Our real-life observational study confirmed that there were differences between patients with established RA and patients referred with suspicion of IA, in terms of parameters associated with the presence of PD in their joints and patients’ characteristics. As the patients were referred to have a scan because of the difficulty to appreciate if their joints had active inflammation or not, rather than being screened for US abnormalities in the context of arthritis, the two groups of patients are not representative for the general group of patients with IA and established RA.

It is interesting to note that the presence of SJ in patients with suspicion of IA did not correlate with the presence of PD at the US examination and that DAS-28 score is not able to discriminate between RA patients with more or less active joint inflammation on US.

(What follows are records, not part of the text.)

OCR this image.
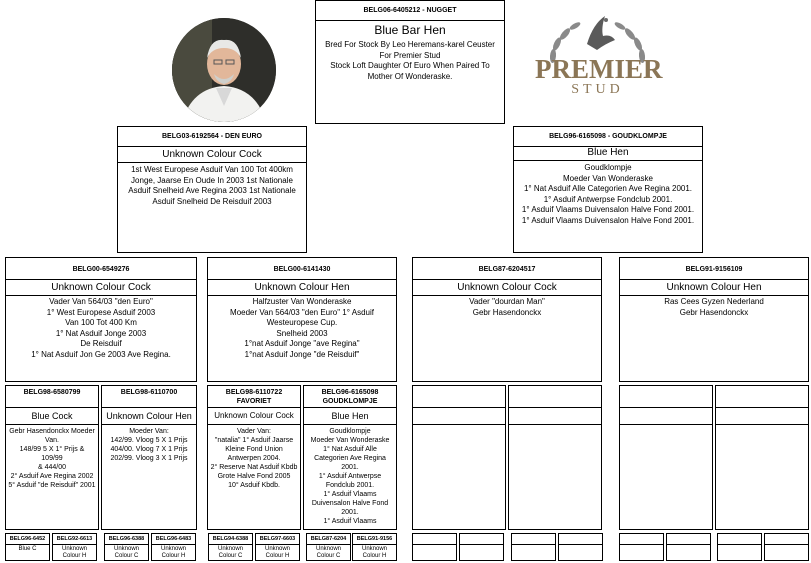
PREMIER
STUD
BELG06-6405212 - NUGGET
Blue Bar Hen
Bred For Stock By Leo Heremans-karel Ceuster
For Premier Stud
Stock Loft Daughter Of Euro When Paired To
Mother Of Wonderaske.
BELG03-6192564 - DEN EURO
Unknown Colour Cock
1st West Europese Asduif Van 100 Tot 400km
Jonge, Jaarse En Oude In 2003 1st Nationale
Asduif Snelheid Ave Regina 2003 1st Nationale
Asduif Snelheid De Reisduif 2003
BELG96-6165098 - GOUDKLOMPJE
Blue Hen
Goudklompje
Moeder Van Wonderaske
1° Nat Asduif Alle Categorien Ave Regina 2001.
1° Asduif Antwerpse Fondclub 2001.
1° Asduif Vlaams Duivensalon Halve Fond 2001.
1° Asduif Vlaams Duivensalon Halve Fond 2001.
BELG00-6549276
Unknown Colour Cock
Vader Van 564/03 "den Euro"
1° West Europese Asduif 2003
Van 100 Tot 400 Km
1° Nat Asduif Jonge 2003
De Reisduif
1° Nat Asduif Jon Ge 2003 Ave Regina.
BELG00-6141430
Unknown Colour Hen
Halfzuster Van Wonderaske
Moeder Van 564/03 "den Euro" 1° Asduif
Westeuropese Cup.
Snelheid 2003
1°nat Asduif Jonge "ave Regina"
1°nat Asduif Jonge "de Reisduif"
BELG87-6204517
Unknown Colour Cock
Vader "dourdan Man"
Gebr Hasendonckx
BELG91-9156109
Unknown Colour Hen
Ras Cees Gyzen Nederland
Gebr Hasendonckx
BELG98-6580799
Blue Cock
Gebr Hasendonckx Moeder
Van.
148/99 5 X 1° Prijs & 109/99
& 444/00
2° Asduif Ave Regina 2002
5° Asduif "de Reisduif" 2001
BELG98-6110700
Unknown Colour Hen
Moeder Van:
142/99. Vloog 5 X 1 Prijs
404/00. Vloog 7 X 1 Prijs
202/99. Vloog 3 X 1 Prijs
BELG98-6110722
FAVORIET
Unknown Colour Cock
Vader Van:
"natalia" 1° Asduif Jaarse
Kleine Fond Union
Antwerpen 2004.
2° Reserve Nat Asduif Kbdb
Grote Halve Fond 2005
10° Asduif Kbdb.
BELG96-6165098
GOUDKLOMPJE
Blue Hen
Goudklompje
Moeder Van Wonderaske
1° Nat Asduif Alle
Categorien Ave Regina
2001.
1° Asduif Antwerpse
Fondclub 2001.
1° Asduif Vlaams
Duivensalon Halve Fond
2001.
1° Asduif Vlaams
BELG96-6452
Blue C
BELG92-6613
Unknown
Colour H
BELG96-6388
Unknown
Colour C
BELG96-6483
Unknown
Colour H
BELG94-6388
Unknown
Colour C
BELG97-6603
Unknown
Colour H
BELG87-6204
Unknown
Colour C
BELG91-9156
Unknown
Colour H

It is recognised that patients with established RA have chronic inflammatory changes, and the presence of swelling is not always indicative of presence of active inflammation, whereas patients with no previous diagnosis of arthritis might get swellings if their joints become inflamed. However, previous studies found a disparity between the clinical assessment of joint swelling and tenderness and the presence of PD signal in patients with established RA [18]. In our study, the presence of PD did not correlate with the erosion scores in RA patients, probably because the two phenomena are temporarily distinct. Previous studies have been focused on patients with early RA, establishing the importance of US for early diagnosis [15], disease progression assessment [19] and prediction of risk to develop arthritis [3, 20]. The emphasis of our prediction model is rather on finding parameters that suggest the need for organising an US examination in certain categories of patients at risk, rather than establishing the patients’ risk of developing IA based on prospective serial US examinations, as the majority of studies in the literature.

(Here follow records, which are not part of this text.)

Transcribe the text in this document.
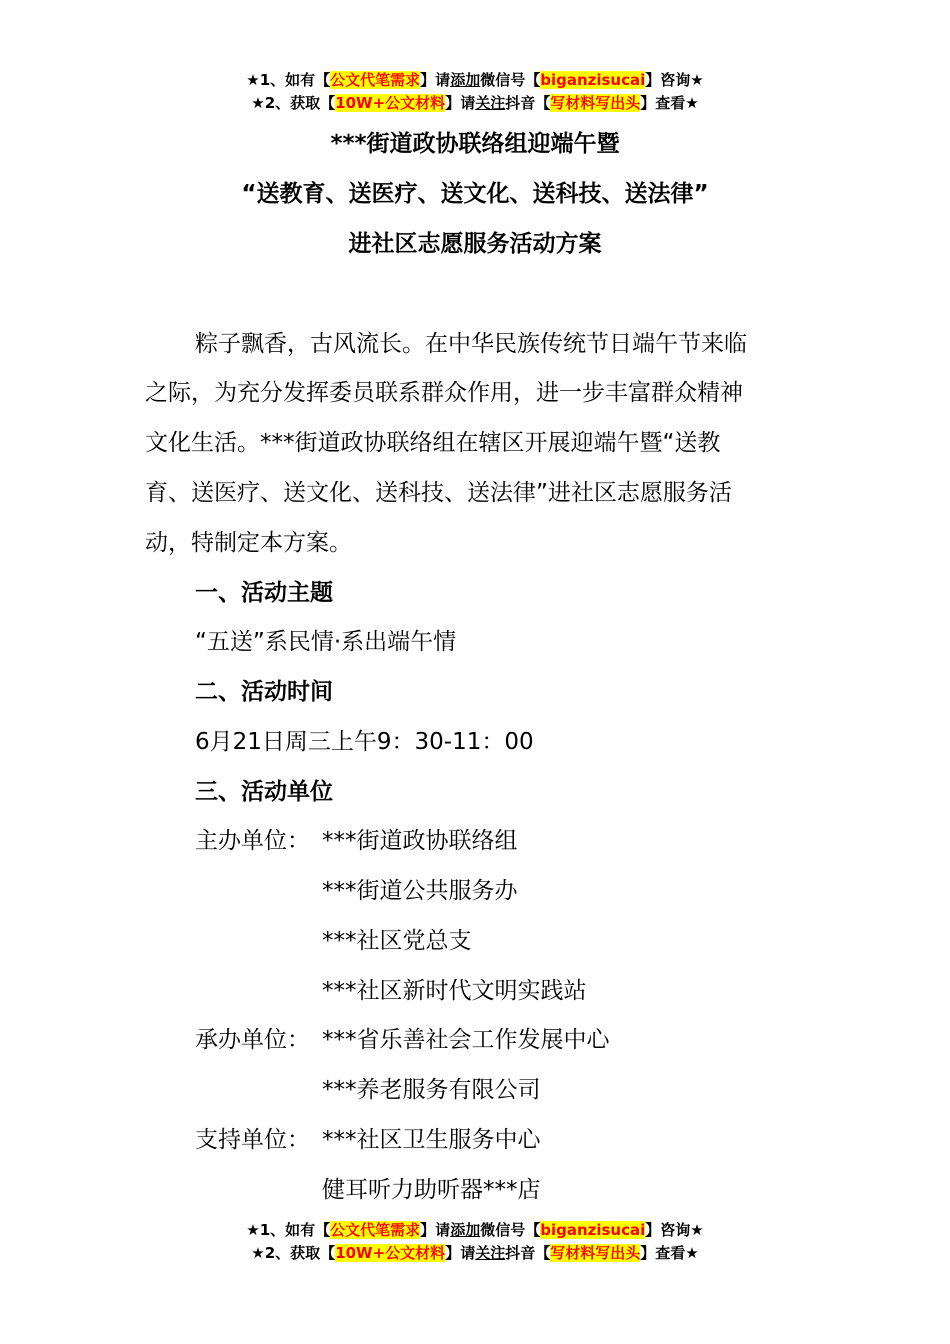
★1、如有【公文代笔需求】请添加微信号【biganzisucai】咨询★
★2、获取【10W+公文材料】请关注抖音【写材料写出头】查看★
***街道政协联络组迎端午暨
“送教育、送医疗、送文化、送科技、送法律”
进社区志愿服务活动方案
粽子飘香，古风流长。在中华民族传统节日端午节来临
之际，为充分发挥委员联系群众作用，进一步丰富群众精神
文化生活。***街道政协联络组在辖区开展迎端午暨“送教
育、送医疗、送文化、送科技、送法律”进社区志愿服务活
动，特制定本方案。
一、活动主题
“五送”系民情·系出端午情
二、活动时间
6月21日周三上午9：30-11：00
三、活动单位
主办单位： ***街道政协联络组
***街道公共服务办
***社区党总支
***社区新时代文明实践站
承办单位： ***省乐善社会工作发展中心
***养老服务有限公司
支持单位： ***社区卫生服务中心
健耳听力助听器***店
★1、如有【公文代笔需求】请添加微信号【biganzisucai】咨询★
★2、获取【10W+公文材料】请关注抖音【写材料写出头】查看★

Our study has some important limitations: the number of patients was too small for enabling definite conclusions in relation to the risk prediction model and no practical validation of this model was pursued as this was beyond the scope of this study. This prediction risk model, if validated, will ensure patient access to US scans based on the stratification of their risk of having sub-clinical joint inflammation to minimise the risk of under-diagnosing active RA in the context of limited NHS clinical resources. The US score used included only hand joints as the patients referred to our US clinics had hand joint inflammatory pains. We do not suggest the extrapolation of our study findings for other joint areas or for other inflammatory arthropathies. The distal interphalangeal joints were not examined on purpose, as they are not included in the RA OMERACT scores.

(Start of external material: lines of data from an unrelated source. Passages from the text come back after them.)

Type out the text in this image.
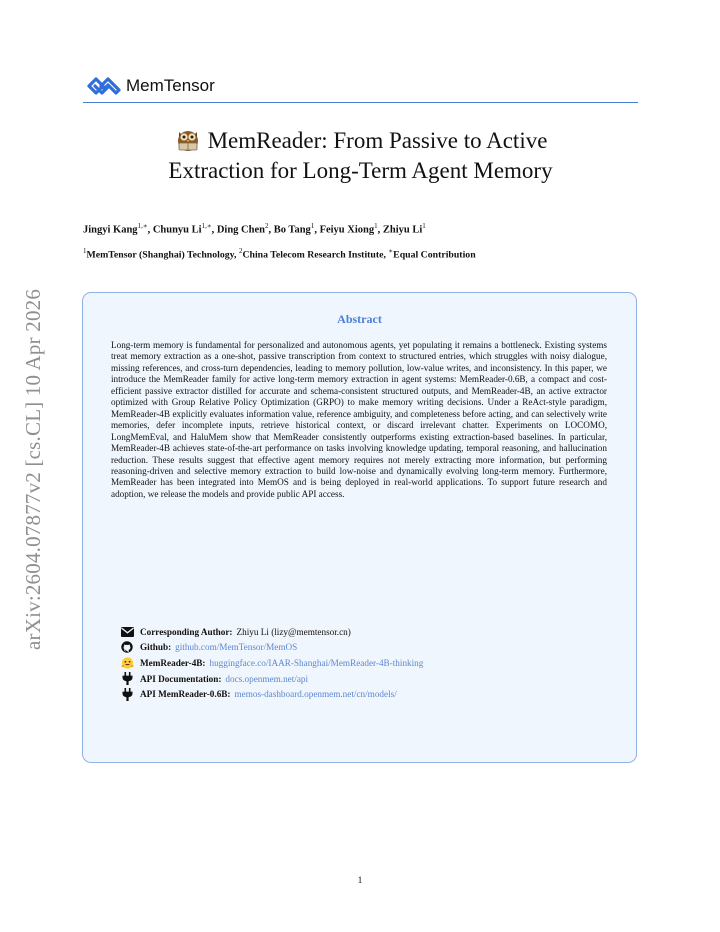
arXiv:2604.07877v2 [cs.CL] 10 Apr 2026
MemTensor
MemReader: From Passive to Active
Extraction for Long-Term Agent Memory
Jingyi Kang$^{1,∗}$, Chunyu $Li^{1,∗}$, Ding Chen$^2$, Bo Tang$^1$, Feiyu Xiong$^1$, Zhiyu Li$^1$
$^1$MemTensor (Shanghai) Technology, $^2$China Telecom Research Institute, ∗Equal Contribution
Abstract
Long-term memory is fundamental for personalized and autonomous agents, yet populating it remains a bottleneck. Existing systems treat memory extraction as a one-shot, passive transcription from context to structured entries, which struggles with noisy dialogue, missing references, and cross-turn dependencies, leading to memory pollution, low-value writes, and inconsistency. In this paper, we introduce the MemReader family for active long-term memory extraction in agent systems: MemReader-0.6B, a compact and cost-efficient passive extractor distilled for accurate and schema-consistent structured outputs, and MemReader-4B, an active extractor optimized with Group Relative Policy Optimization (GRPO) to make memory writing decisions. Under a ReAct-style paradigm, MemReader-4B explicitly evaluates information value, reference ambiguity, and completeness before acting, and can selectively write memories, defer incomplete inputs, retrieve historical context, or discard irrelevant chatter. Experiments on LOCOMO, LongMemEval, and HaluMem show that MemReader consistently outperforms existing extraction-based baselines. In particular, MemReader-4B achieves state-of-the-art performance on tasks involving knowledge updating, temporal reasoning, and hallucination reduction. These results suggest that effective agent memory requires not merely extracting more information, but performing reasoning-driven and selective memory extraction to build low-noise and dynamically evolving long-term memory. Furthermore, MemReader has been integrated into MemOS and is being deployed in real-world applications. To support future research and adoption, we release the models and provide public API access.
Corresponding Author: Zhiyu Li (lizy@memtensor.cn)
Github: github.com/MemTensor/MemOS
MemReader-4B: huggingface.co/IAAR-Shanghai/MemReader-4B-thinking
API Documentation: docs.openmem.net/api
API MemReader-0.6B: memos-dashboard.openmem.net/cn/models/
1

The performance of this prediction model improves with the expansion of the database and also by taking into consideration ‘missing US outcomes’. To address this, we plan to collect data in parallel from two RA patient groups (who had and had not a recent US scan) to optimise our model ability to predict sub-clinical inflammation in the absence of recorded US outcomes. A pilot study is also planned for the external validation of our risk model, in which we will compare the predicted model outcomes with the US data to assess our model performance.